Vor allem in einer Zeit, in der Schülerinnen und Schüler, aber auch junge Erwachsene lieber Podcasts und Spotify als lineares Radio hören, ist es für mich unverständlich, warum der Sender nicht sein Format ändert und mitaltert, statt immer wieder mühevoll von vorne zu beginnen und neue, jüngere Hörerinnen und Hörer an sich binden will.

Contra: Gutes Radio kennt kein Alter
von Jörn Krieger
Als Medium, das ohne Bilder auskommt, lebt das Radio von den Emotionen, die es in den Köpfen des Publikums auslöst. Welches Alter die Stimme am Mikrofon oder die gespielte Musik hat, spielt weniger einer Rolle als die Stimmung, die das Programm auslöst. Jeder kann sich heute über Spotify und andere Musikstreamingdienste eine Playlist zusammenstellen, die exakt den eigenen Musikgeschmack trifft. Das kann kein Radiosender.
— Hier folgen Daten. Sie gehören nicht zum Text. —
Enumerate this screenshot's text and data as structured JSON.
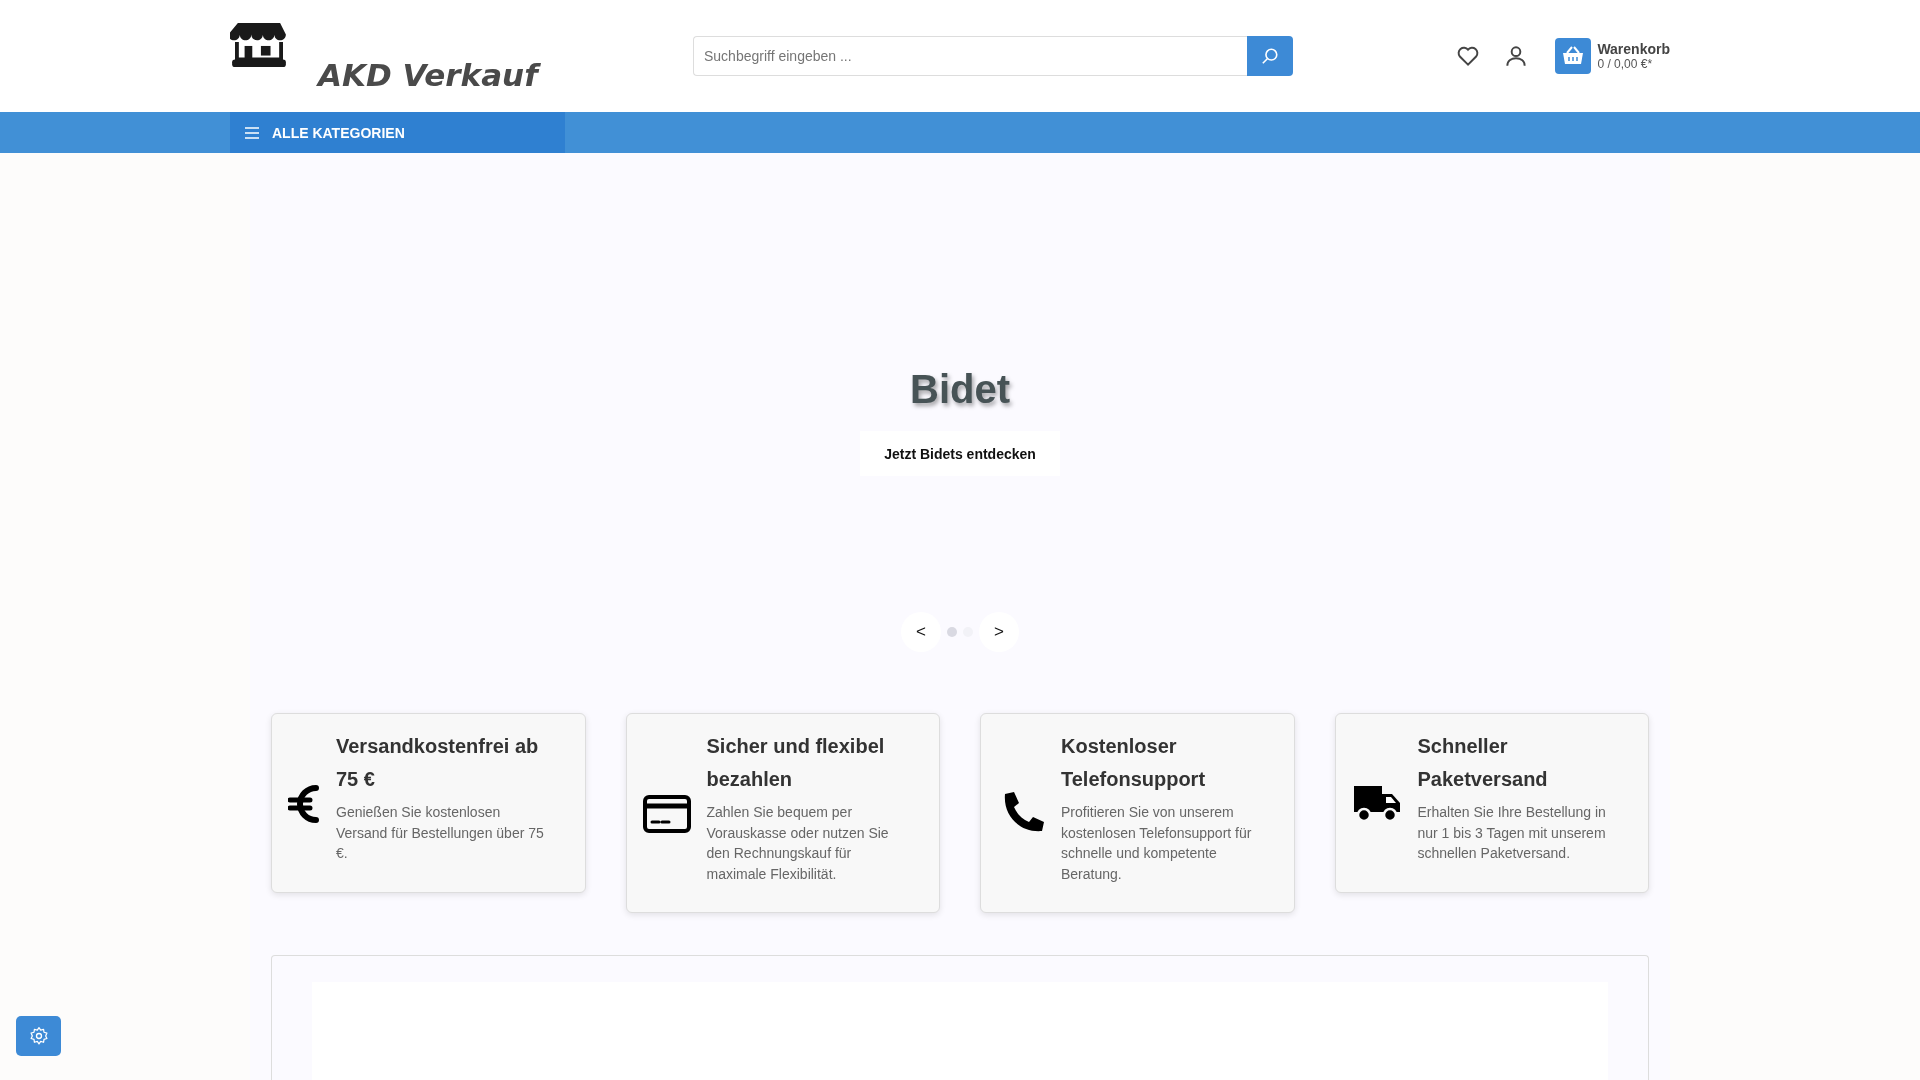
{
  "header": {
    "logo_text": "AKD Verkauf",
    "search": {
      "placeholder": "Suchbegriff eingeben ..."
    },
    "cart": {
      "label": "Warenkorb",
      "summary": "0 / 0,00 €*"
    }
  },
  "nav": {
    "categories_label": "ALLE KATEGORIEN"
  },
  "slider": {
    "title": "Bidet",
    "button": "Jetzt Bidets entdecken",
    "prev": "<",
    "next": ">",
    "dots": [
      {
        "selected": true
      },
      {
        "selected": false
      }
    ]
  },
  "features": [
    {
      "kind": "euro",
      "title": "Versandkostenfrei ab 75 €",
      "text": "Genießen Sie kostenlosen Versand für Bestellungen über 75 €."
    },
    {
      "kind": "card",
      "title": "Sicher und flexibel bezahlen",
      "text": "Zahlen Sie bequem per Vorauskasse oder nutzen Sie den Rechnungskauf für maximale Flexibilität."
    },
    {
      "kind": "phone",
      "title": "Kostenloser Telefonsupport",
      "text": "Profitieren Sie von unserem kostenlosen Telefonsupport für schnelle und kompetente Beratung."
    },
    {
      "kind": "truck",
      "title": "Schneller Paketversand",
      "text": "Erhalten Sie Ihre Bestellung in nur 1 bis 3 Tagen mit unserem schnellen Paketversand."
    }
  ]
}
Doch Radio kann mehr: Die Hörer unterhalten, überraschen, anregen und auch mal aufregen. In anderen Worten: Radio ist das, was zwischen der Musik läuft: Ein guter Moderator trägt die Sendung, lässt aufhorchen, bewegt seine Hörer und liefert Gesprächsstoff.
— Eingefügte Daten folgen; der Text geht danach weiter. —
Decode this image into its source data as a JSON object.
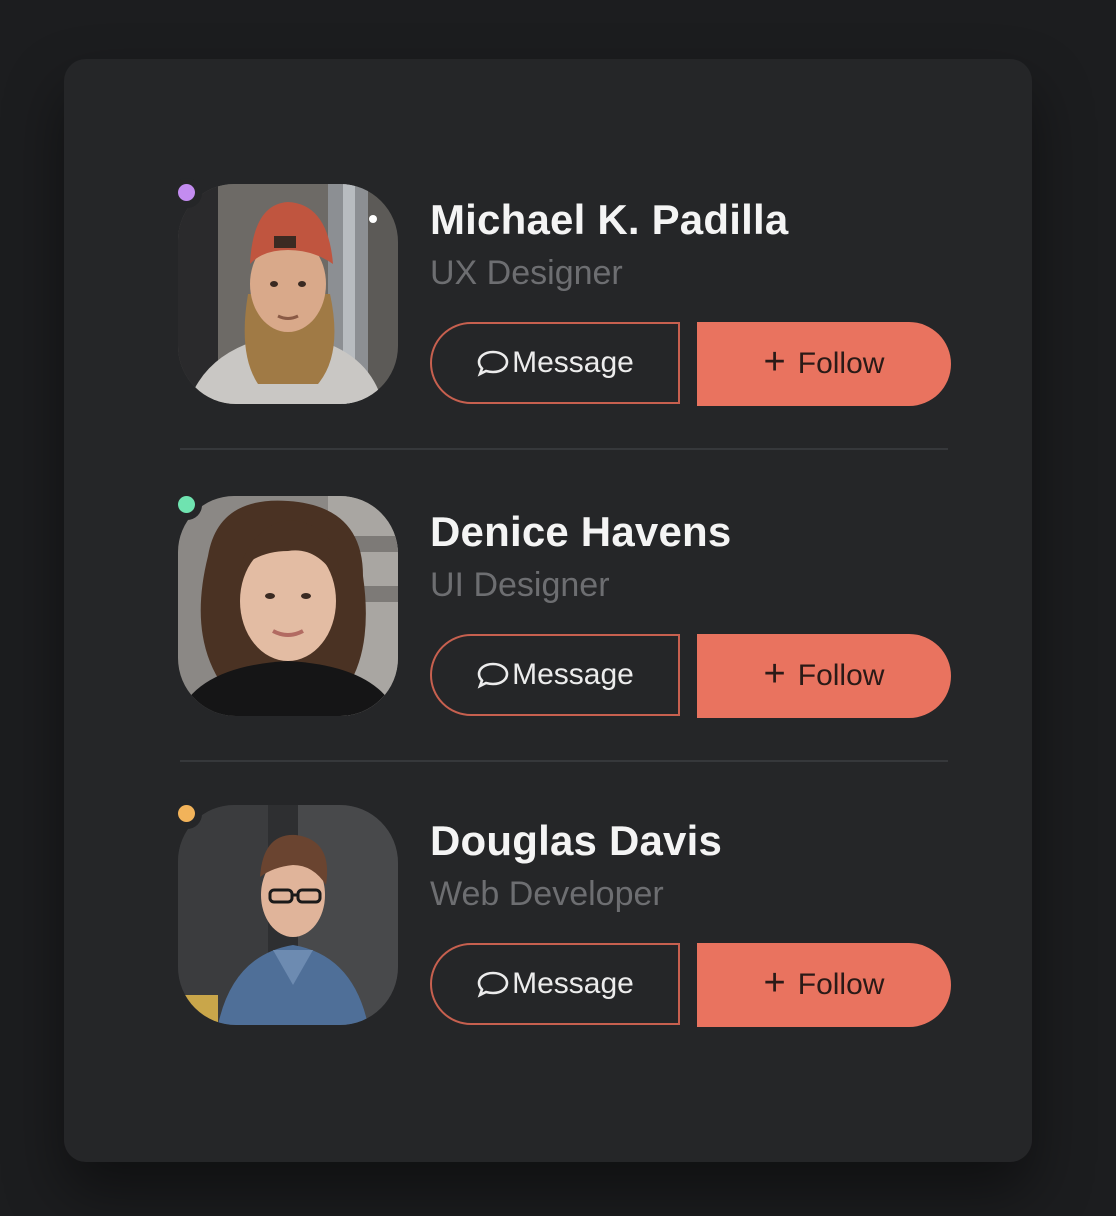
{
  "colors": {
    "accent": "#e9735f",
    "background": "#1c1d1f",
    "card": "#252628"
  },
  "profiles": [
    {
      "name": "Michael K. Padilla",
      "role": "UX Designer",
      "status_color": "#c38cf0",
      "message_label": "Message",
      "follow_label": "Follow",
      "message_icon": "chat-bubble-icon",
      "follow_icon": "plus-icon"
    },
    {
      "name": "Denice Havens",
      "role": "UI Designer",
      "status_color": "#6fe3b0",
      "message_label": "Message",
      "follow_label": "Follow",
      "message_icon": "chat-bubble-icon",
      "follow_icon": "plus-icon"
    },
    {
      "name": "Douglas Davis",
      "role": "Web Developer",
      "status_color": "#f2b35a",
      "message_label": "Message",
      "follow_label": "Follow",
      "message_icon": "chat-bubble-icon",
      "follow_icon": "plus-icon"
    }
  ]
}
Wichtig ist, dass der Sender und seine Zugpferde für die Hörer greifbar sind, etwa über starke Aktionen vor Ort. Ich würde Programmmachern raten: Geht raus auf die Marktplätze, sprecht mit eurem Publikum, zeigt euch, fallt auf! Echte Hörernähe und -bindung entsteht nicht über eine genauestens formatierte Musikauswahl, sondern über die besondere Persönlichkeit der Menschen, die das Programm gestalten, ihr Publikum kennen und verstehen.
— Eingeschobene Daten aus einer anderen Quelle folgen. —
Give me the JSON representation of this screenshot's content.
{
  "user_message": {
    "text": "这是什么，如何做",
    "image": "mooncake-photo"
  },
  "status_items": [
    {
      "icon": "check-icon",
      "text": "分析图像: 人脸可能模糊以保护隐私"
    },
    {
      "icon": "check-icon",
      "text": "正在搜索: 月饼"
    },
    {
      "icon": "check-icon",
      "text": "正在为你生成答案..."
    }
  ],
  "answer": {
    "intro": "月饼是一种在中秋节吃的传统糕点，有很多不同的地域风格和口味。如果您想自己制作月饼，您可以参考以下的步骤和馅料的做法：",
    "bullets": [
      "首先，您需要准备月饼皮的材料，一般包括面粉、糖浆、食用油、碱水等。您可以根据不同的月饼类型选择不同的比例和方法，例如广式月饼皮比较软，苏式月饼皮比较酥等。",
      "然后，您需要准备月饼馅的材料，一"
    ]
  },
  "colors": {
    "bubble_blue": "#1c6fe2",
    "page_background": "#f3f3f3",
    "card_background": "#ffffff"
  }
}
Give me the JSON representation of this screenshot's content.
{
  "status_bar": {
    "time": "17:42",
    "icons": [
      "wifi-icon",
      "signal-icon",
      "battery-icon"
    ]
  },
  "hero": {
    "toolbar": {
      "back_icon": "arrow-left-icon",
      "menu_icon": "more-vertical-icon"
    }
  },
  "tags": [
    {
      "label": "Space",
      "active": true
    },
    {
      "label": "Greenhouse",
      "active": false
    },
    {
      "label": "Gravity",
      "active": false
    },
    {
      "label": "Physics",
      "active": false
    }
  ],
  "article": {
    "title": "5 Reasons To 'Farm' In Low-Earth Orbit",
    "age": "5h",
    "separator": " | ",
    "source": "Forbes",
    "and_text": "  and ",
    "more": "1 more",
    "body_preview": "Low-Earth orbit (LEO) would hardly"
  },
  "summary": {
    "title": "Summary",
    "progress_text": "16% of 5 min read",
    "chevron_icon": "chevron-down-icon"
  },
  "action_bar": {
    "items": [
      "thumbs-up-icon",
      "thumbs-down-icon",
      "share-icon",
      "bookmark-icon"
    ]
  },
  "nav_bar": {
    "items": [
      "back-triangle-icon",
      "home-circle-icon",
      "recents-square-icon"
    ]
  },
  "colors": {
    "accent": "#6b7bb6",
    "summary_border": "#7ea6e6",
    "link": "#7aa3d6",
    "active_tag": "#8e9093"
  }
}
Unverwechselbare Personalities am Mikrofon sind entscheidend für den Erfolg, dann bleiben die Hörer auch dran, wenn ihnen mal ein Song nicht gefällt. Schräge Vögel, die heutzutage fast nur noch bei YouTube und Social Media zu finden sind, Menschen mit Ecken und Kanten, Meinung und Mut zur Spontaneität gehören ins Radiostudio! Aber macht das nicht das Programm unberechenbar? Gut so! Wer nicht einschaltet, verpasst was. Das Schlimmste, das einem Radiosender passieren kann, ist Wiedererkennbarkeit: Wer weiß, was ihn erwartet, braucht das Programm nicht zu hören.
Das Erfolgsrezept ist ganz einfach: Wer in Altersgruppen, Zielgruppen oder Abschaltfaktoren denkt, macht das Radio langweilig. Lasst Moderatoren ans Mikrofon, die etwas zu sagen haben, spontan sind, live on air mit Hörern reden und auch mal ein Lied spielen, das nicht auf der Playlist steht. Nur Radio, über das man redet, ist relevant. Das Alter von Moderator, Songs und Publikum ist Nebensache.